El vecino malo ha matado a su cerdo. Por aquí se dice que, por San Andrés, el que no tiene cerdo mata a su mujer; así que casi es una tranquilidad a pesar de los gritos del uno, que no dejaba de nombrarle la madre al otro (que debía estar viéndose venir el desastre) para que se estuviese quieto. Mal hecho, porque el gorrino que muere intranquilo da peor jamón y menos carnes que el que lo hace en la inopia. Así lo ha leído un servidor en alguna parte.

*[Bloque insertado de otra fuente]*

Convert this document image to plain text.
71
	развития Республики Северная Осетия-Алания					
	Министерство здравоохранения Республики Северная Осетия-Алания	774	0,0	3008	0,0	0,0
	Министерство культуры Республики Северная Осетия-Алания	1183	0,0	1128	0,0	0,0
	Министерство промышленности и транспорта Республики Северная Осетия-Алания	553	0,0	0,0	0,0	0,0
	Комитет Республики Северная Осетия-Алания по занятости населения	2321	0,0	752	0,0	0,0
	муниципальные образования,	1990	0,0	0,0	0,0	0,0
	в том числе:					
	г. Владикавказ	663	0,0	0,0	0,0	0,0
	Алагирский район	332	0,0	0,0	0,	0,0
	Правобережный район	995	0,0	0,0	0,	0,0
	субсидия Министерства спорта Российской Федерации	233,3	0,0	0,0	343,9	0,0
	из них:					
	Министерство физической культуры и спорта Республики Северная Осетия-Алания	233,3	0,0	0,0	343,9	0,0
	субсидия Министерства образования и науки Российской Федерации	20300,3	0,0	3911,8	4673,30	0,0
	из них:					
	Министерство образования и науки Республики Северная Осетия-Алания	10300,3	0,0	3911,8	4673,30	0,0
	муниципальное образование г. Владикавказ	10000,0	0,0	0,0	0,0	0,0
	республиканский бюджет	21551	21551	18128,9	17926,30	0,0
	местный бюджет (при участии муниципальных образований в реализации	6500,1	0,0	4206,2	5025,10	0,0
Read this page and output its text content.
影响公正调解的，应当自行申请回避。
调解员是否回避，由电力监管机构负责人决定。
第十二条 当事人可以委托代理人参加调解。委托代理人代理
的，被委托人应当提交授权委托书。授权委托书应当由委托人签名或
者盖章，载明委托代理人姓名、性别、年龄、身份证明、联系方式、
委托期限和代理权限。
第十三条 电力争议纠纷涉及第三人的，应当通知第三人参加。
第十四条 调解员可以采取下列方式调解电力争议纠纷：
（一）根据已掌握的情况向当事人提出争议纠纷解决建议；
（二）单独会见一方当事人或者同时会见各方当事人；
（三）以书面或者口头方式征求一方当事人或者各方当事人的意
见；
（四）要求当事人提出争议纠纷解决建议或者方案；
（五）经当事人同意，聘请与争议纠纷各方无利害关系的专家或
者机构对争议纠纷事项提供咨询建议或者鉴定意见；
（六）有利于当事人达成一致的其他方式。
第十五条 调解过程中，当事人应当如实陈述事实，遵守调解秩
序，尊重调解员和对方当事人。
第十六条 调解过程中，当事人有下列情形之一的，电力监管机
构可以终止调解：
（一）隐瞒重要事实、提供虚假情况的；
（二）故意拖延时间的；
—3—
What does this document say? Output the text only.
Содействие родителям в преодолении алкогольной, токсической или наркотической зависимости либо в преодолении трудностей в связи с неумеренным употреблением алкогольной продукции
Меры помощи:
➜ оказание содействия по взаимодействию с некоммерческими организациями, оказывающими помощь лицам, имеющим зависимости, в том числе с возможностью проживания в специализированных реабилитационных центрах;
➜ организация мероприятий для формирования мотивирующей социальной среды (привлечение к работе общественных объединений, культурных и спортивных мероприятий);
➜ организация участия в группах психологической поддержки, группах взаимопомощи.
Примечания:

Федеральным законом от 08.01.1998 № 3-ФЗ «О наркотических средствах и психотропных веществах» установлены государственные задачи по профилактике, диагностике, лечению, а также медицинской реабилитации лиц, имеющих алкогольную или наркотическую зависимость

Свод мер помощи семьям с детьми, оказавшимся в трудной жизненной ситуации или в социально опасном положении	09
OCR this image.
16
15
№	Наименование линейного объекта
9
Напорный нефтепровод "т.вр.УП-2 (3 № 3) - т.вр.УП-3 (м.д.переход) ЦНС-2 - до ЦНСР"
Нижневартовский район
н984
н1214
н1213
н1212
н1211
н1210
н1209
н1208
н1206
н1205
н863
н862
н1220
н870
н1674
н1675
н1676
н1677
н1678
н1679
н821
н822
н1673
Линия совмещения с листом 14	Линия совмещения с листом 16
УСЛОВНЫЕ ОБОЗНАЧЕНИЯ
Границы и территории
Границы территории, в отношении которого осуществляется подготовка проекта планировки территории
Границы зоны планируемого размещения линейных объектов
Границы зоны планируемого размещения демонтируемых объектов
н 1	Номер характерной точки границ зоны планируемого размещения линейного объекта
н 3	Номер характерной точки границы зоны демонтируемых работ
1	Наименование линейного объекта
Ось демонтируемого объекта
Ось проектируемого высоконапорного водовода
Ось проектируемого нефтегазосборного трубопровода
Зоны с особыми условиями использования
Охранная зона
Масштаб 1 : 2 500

Preparamos la casa para este puente que viene. No hay mucho que hacer: un poco de limpieza de armarios, encender chimeneas y fumigar un puñado de mosquitos de la fruta. Los armarios son peligrosos. Uno nunca sabe cuando puede saltar sobre él una vieja colección de postales francesas, o unos pantalones campana agazapados cual bestia feroz entre la ropa de invierno, por no mencionar los zapatos que, como vegetación putrescente, se amontonan formando un mosaico desigual, de olor dulzón y consistencia engañosa.
— ¡Una araña, una araña!
— Toma, araña mala, por asustar a Raquel.
— No las has dado.
— Pero la he puesto en fuga.
Podría haberlo hecho (haberle acertado a la araña) un servidor, pero el arma que esgrimía era una antología de antiguos poemas irlandeses que ha publicado Gredos, y que desea comparar con aquella que sacó en su día Plaza y Janés: La poesía irlandesa, lo que hará en cuanto termine con los armarios.
Algunos poemas faltan en una y están en otra. Pero los que coinciden varían lo justo como para que servidor vuelva a la de Mariá Manent, la más antigua, que es en la que leyó de joven aquellas leyendas, mágicas hasta la belleza, a partir de las que Robert Graves construyese aquel libro tan disparatado como admirable: La diosa Blanca. En el tocadiscos suena Le nozze di Figaro (Mozart), dirigida por Giulini. Un detalle de mi hermano Luis y de su mujer, Cris, por los cincuenta años de un servidor. Raquel corrige exámenes. Servidor hojea y se encuentro con un viejo conocido:
y yo poseo el mío.
Para cazar ratones él aguza su ingenio:
yo lo aguzo en mi oficio…
Es un poema marginal del Codex S. Pauli, y se atribuye a un estudiante de Carintia (del monasterio), allá por los finales del siglo VIII. Se lo lee a Raquel un servidor: para el final se he puesto de pie, y gesticula exagerando un poco:
ninguno la labor del otro impide:
cada cual con su arte
y firme en sus delicias.
Raquel también se pone de pie. Le beso los párpados. Ella sonríe. Tiene cara de cansada.
— Voy a beberme un vaso de agua y a meterme en la cama.
Raquel, la pelirroja delgaducha, se marcha por su vaso de agua y servidor se asomo un momento al balcón. Escucha los sonidos atentos de esta pagana Irlanda que es el Bierzo nocturno. «Bajo sus verdes ramas bien se escribe», le parece oír decir a alguno de los gatos montesinos que se acurrucan en los escondrijos del jardín. También, a lo lejos, se escucha el lamento de los cerdos muertos cuyos espíritus vagan por los viejos caminos de esta tierra salvaje y misteriosa asustando a los inocentes peregrinos y a los poetas que, en exceso osados, se entretienen escuchando a la noche. Ha empezado a nevar.